I spent the day today trying to figure out how we could emulate a reel machine on iOS. It's been a while since I've looked for audio libraries on iOS, and it seems the field has changed. FMOD now has a pretty established API -- unfortunately it's in Obj-C++, but I have written wrappers around that.
A reel machine is unique in that it must have both stitching arbitrary sections of audio files and reversal of the entire tape. Thus there is both a 'subsound' playhead position and a 'total' position and velocity. In the future we will need to dynamically splice out user-designated sections of tape while the reel is loaded.
Toward this goal, I successfully tweaked a channel mixing example to reverse a sound and change frequency values in real-time.
The "realtimestitching" example provided by FMOD showed how to perform stitching in real-time with streams.

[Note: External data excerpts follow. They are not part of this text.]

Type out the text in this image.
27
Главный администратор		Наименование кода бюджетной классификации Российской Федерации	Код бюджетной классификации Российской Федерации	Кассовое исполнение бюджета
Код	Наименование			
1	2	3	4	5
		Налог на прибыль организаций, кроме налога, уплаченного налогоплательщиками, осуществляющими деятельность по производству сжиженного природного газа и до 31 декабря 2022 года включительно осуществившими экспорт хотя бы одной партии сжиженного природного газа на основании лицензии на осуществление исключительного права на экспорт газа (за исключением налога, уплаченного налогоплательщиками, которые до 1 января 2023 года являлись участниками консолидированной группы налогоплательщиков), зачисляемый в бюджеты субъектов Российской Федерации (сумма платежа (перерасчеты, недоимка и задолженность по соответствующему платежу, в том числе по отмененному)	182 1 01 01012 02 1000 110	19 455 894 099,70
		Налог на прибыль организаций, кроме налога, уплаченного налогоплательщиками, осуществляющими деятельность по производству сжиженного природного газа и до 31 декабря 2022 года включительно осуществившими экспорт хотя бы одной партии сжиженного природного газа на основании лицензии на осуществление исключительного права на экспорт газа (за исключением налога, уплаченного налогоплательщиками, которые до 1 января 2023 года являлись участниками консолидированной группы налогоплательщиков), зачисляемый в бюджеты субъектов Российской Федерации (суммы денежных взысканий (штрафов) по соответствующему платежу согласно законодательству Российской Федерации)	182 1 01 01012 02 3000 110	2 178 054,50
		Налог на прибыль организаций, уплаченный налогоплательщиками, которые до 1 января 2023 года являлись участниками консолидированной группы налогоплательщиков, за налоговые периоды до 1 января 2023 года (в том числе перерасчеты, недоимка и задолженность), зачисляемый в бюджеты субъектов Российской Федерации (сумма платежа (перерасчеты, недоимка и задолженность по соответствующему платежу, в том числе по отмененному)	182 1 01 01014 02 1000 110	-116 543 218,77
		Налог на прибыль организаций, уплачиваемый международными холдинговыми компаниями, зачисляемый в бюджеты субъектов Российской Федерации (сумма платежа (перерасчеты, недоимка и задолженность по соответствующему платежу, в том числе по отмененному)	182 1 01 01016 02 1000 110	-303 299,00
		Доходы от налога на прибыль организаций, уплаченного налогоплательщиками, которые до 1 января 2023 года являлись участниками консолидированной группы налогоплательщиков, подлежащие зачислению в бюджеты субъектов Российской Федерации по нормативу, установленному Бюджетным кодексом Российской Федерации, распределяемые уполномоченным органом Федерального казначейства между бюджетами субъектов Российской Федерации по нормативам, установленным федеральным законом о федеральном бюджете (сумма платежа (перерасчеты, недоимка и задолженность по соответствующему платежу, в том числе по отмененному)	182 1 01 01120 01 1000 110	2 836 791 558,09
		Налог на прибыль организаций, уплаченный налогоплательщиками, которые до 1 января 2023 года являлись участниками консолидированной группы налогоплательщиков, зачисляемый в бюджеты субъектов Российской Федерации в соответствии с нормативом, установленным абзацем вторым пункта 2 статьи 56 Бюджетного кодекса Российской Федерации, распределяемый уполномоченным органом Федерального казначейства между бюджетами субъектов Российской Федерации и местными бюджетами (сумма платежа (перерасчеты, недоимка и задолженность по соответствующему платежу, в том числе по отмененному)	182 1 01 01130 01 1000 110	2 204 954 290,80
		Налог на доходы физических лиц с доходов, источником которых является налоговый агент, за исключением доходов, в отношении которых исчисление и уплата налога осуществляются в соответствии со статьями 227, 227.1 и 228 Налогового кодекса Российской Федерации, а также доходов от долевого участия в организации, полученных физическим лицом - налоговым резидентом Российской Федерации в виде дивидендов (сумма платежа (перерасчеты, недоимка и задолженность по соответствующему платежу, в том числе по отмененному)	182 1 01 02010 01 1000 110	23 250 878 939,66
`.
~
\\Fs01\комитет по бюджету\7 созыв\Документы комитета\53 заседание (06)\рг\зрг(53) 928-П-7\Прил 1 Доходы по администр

But I've figured out that streams cannot be played in reverse with FMOD, nor can they be seeked to a subframe, so streams are out of the bag (this is because the fancy features are only provided in the FMOD_SOFTWARE mode, which requires sounds to be preloaded). Most likely I will have to change the code to load whole sounds on-the-fly -- whether or not this will work, we shall see. If not the last resort is loading all of the sounds into a single sentence at once.

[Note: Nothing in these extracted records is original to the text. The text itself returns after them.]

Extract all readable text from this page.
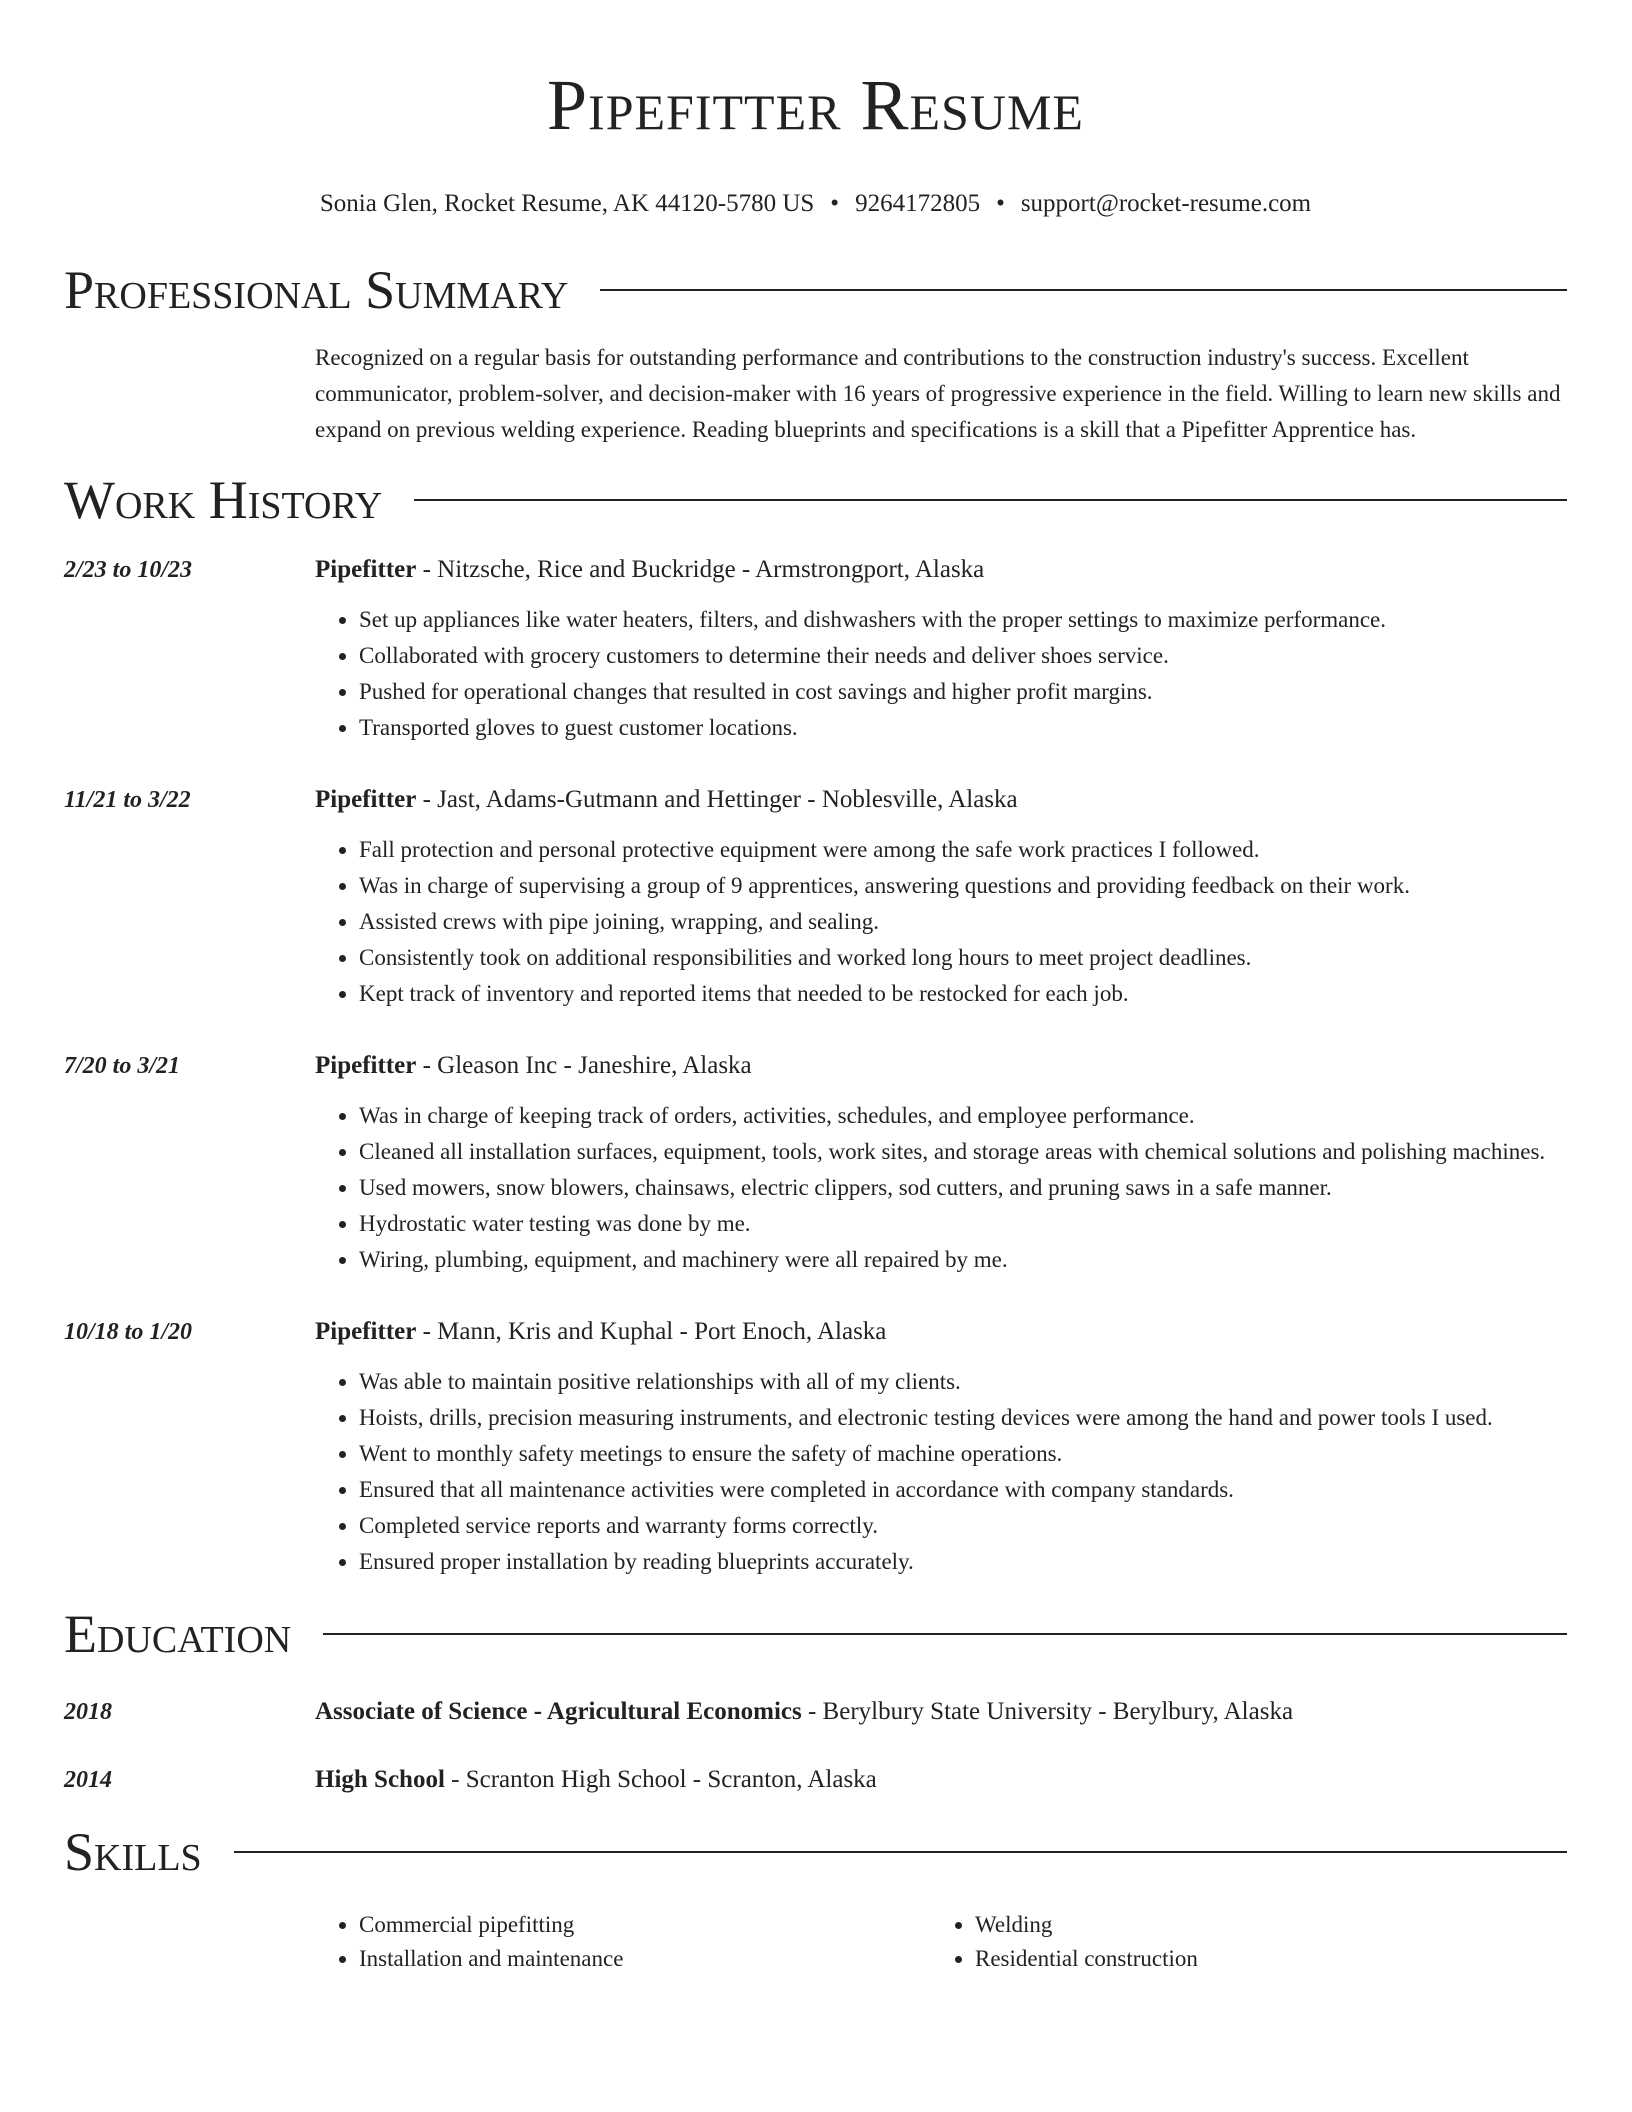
Pipefitter Resume
Sonia Glen, Rocket Resume, AK 44120-5780 US • 9264172805 • support@rocket-resume.com
Professional Summary
Recognized on a regular basis for outstanding performance and contributions to the construction industry's success. Excellent communicator, problem-solver, and decision-maker with 16 years of progressive experience in the field. Willing to learn new skills and expand on previous welding experience. Reading blueprints and specifications is a skill that a Pipefitter Apprentice has.
Work History
2/23 to 10/23	Pipefitter - Nitzsche, Rice and Buckridge - Armstrongport, Alaska
• Set up appliances like water heaters, filters, and dishwashers with the proper settings to maximize performance.
• Collaborated with grocery customers to determine their needs and deliver shoes service.
• Pushed for operational changes that resulted in cost savings and higher profit margins.
• Transported gloves to guest customer locations.
11/21 to 3/22	Pipefitter - Jast, Adams-Gutmann and Hettinger - Noblesville, Alaska
• Fall protection and personal protective equipment were among the safe work practices I followed.
• Was in charge of supervising a group of 9 apprentices, answering questions and providing feedback on their work.
• Assisted crews with pipe joining, wrapping, and sealing.
• Consistently took on additional responsibilities and worked long hours to meet project deadlines.
• Kept track of inventory and reported items that needed to be restocked for each job.
7/20 to 3/21	Pipefitter - Gleason Inc - Janeshire, Alaska
• Was in charge of keeping track of orders, activities, schedules, and employee performance.
• Cleaned all installation surfaces, equipment, tools, work sites, and storage areas with chemical solutions and polishing machines.
• Used mowers, snow blowers, chainsaws, electric clippers, sod cutters, and pruning saws in a safe manner.
• Hydrostatic water testing was done by me.
• Wiring, plumbing, equipment, and machinery were all repaired by me.
10/18 to 1/20	Pipefitter - Mann, Kris and Kuphal - Port Enoch, Alaska
• Was able to maintain positive relationships with all of my clients.
• Hoists, drills, precision measuring instruments, and electronic testing devices were among the hand and power tools I used.
• Went to monthly safety meetings to ensure the safety of machine operations.
• Ensured that all maintenance activities were completed in accordance with company standards.
• Completed service reports and warranty forms correctly.
• Ensured proper installation by reading blueprints accurately.
Education
2018	Associate of Science - Agricultural Economics - Berylbury State University - Berylbury, Alaska
2014	High School - Scranton High School - Scranton, Alaska
Skills
• Commercial pipefitting
• Installation and maintenance
• Welding
• Residential construction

The good news is that once this is done, the audio part of the SpokenWeb app will be finished, and we can begin experiments with all the functionality in earnest.

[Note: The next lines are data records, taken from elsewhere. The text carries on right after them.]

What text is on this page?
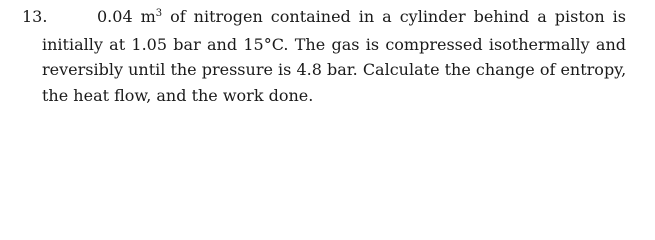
13.	0.04 $m^3$ of nitrogen contained in a cylinder behind a piston is
initially at 1.05 bar and 15°C. The gas is compressed isothermally and
reversibly until the pressure is 4.8 bar. Calculate the change of entropy,
the heat flow, and the work done.
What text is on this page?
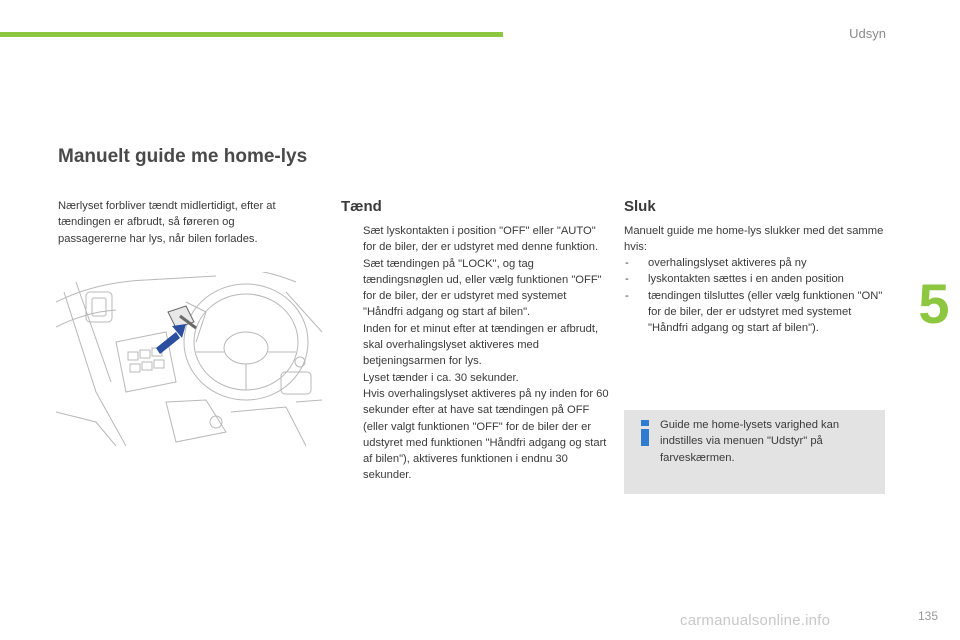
Udsyn
5
135
Manuelt guide me home-lys

Nærlyset forbliver tændt midlertidigt, efter at tændingen er afbrudt, så føreren og passagererne har lys, når bilen forlades.

Tænd
Sæt lyskontakten i position "OFF" eller "AUTO" for de biler, der er udstyret med denne funktion.
Sæt tændingen på "LOCK", og tag tændingsnøglen ud, eller vælg funktionen "OFF" for de biler, der er udstyret med systemet "Håndfri adgang og start af bilen".
Inden for et minut efter at tændingen er afbrudt, skal overhalingslyset aktiveres med betjeningsarmen for lys.
Lyset tænder i ca. 30 sekunder.
Hvis overhalingslyset aktiveres på ny inden for 60 sekunder efter at have sat tændingen på OFF (eller valgt funktionen "OFF" for de biler der er udstyret med funktionen "Håndfri adgang og start af bilen"), aktiveres funktionen i endnu 30 sekunder.
Sluk

Manuelt guide me home-lys slukker med det samme hvis:

- overhalingslyset aktiveres på ny
- lyskontakten sættes i en anden position
- tændingen tilsluttes (eller vælg funktionen "ON" for de biler, der er udstyret med systemet "Håndfri adgang og start af bilen").

Guide me home-lysets varighed kan indstilles via menuen "Udstyr" på farveskærmen.

carmanualsonline.info
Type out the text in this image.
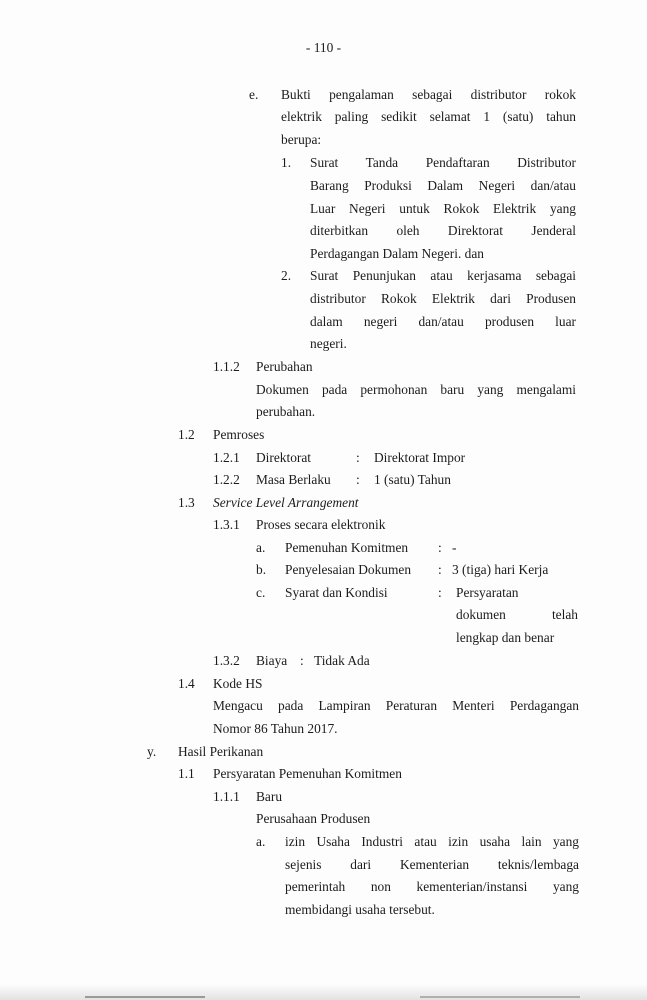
- 110 -
e. Bukti pengalaman sebagai distributor rokok
elektrik paling sedikit selamat 1 (satu) tahun
berupa:
1. Surat Tanda Pendaftaran Distributor
Barang Produksi Dalam Negeri dan/atau
Luar Negeri untuk Rokok Elektrik yang
diterbitkan oleh Direktorat Jenderal
Perdagangan Dalam Negeri. dan
2. Surat Penunjukan atau kerjasama sebagai
distributor Rokok Elektrik dari Produsen
dalam negeri dan/atau produsen luar
negeri.
1.1.2 Perubahan
Dokumen pada permohonan baru yang mengalami
perubahan.
1.2 Pemroses
1.2.1 Direktorat	: Direktorat Impor
1.2.2 Masa Berlaku : 1 (satu) Tahun
1.3 Service Level Arrangement
1.3.1 Proses secara elektronik
a. Pemenuhan Komitmen : -
b. Penyelesaian Dokumen : 3 (tiga) hari Kerja
c. Syarat dan Kondisi	: Persyaratan
dokumen telah
lengkap dan benar
1.3.2 Biaya : Tidak Ada
1.4 Kode HS
Mengacu pada Lampiran Peraturan Menteri Perdagangan
Nomor 86 Tahun 2017.
y. Hasil Perikanan
1.1 Persyaratan Pemenuhan Komitmen
1.1.1 Baru
Perusahaan Produsen
a. izin Usaha Industri atau izin usaha lain yang
sejenis dari Kementerian teknis/lembaga
pemerintah non kementerian/instansi yang
membidangi usaha tersebut.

Visuals will require a 3D tape ribbon simulation, but having already transferred verlet rope code from JavaScript into Obj-C for Jarbles, I might be able to use the (2D) rope code (or generalize to 3d, if it's not too difficult) on top of a sequence of 3D rectangles chained together. The nice part is that the tape audio can remain separate from these visuals. But all-in-all unless I want to code a 2D rigid body physics simulator from scratch again, I need to look into visual libraries with little overhead. In the past, Cocos-2D was overkill and lagged the app when it shouldn't have. But when dealing with 3-d 2-d hybrids there's not a lot of choice to go for.
Anyway -- I'll retool the audio code tomorrow and cross my fingers.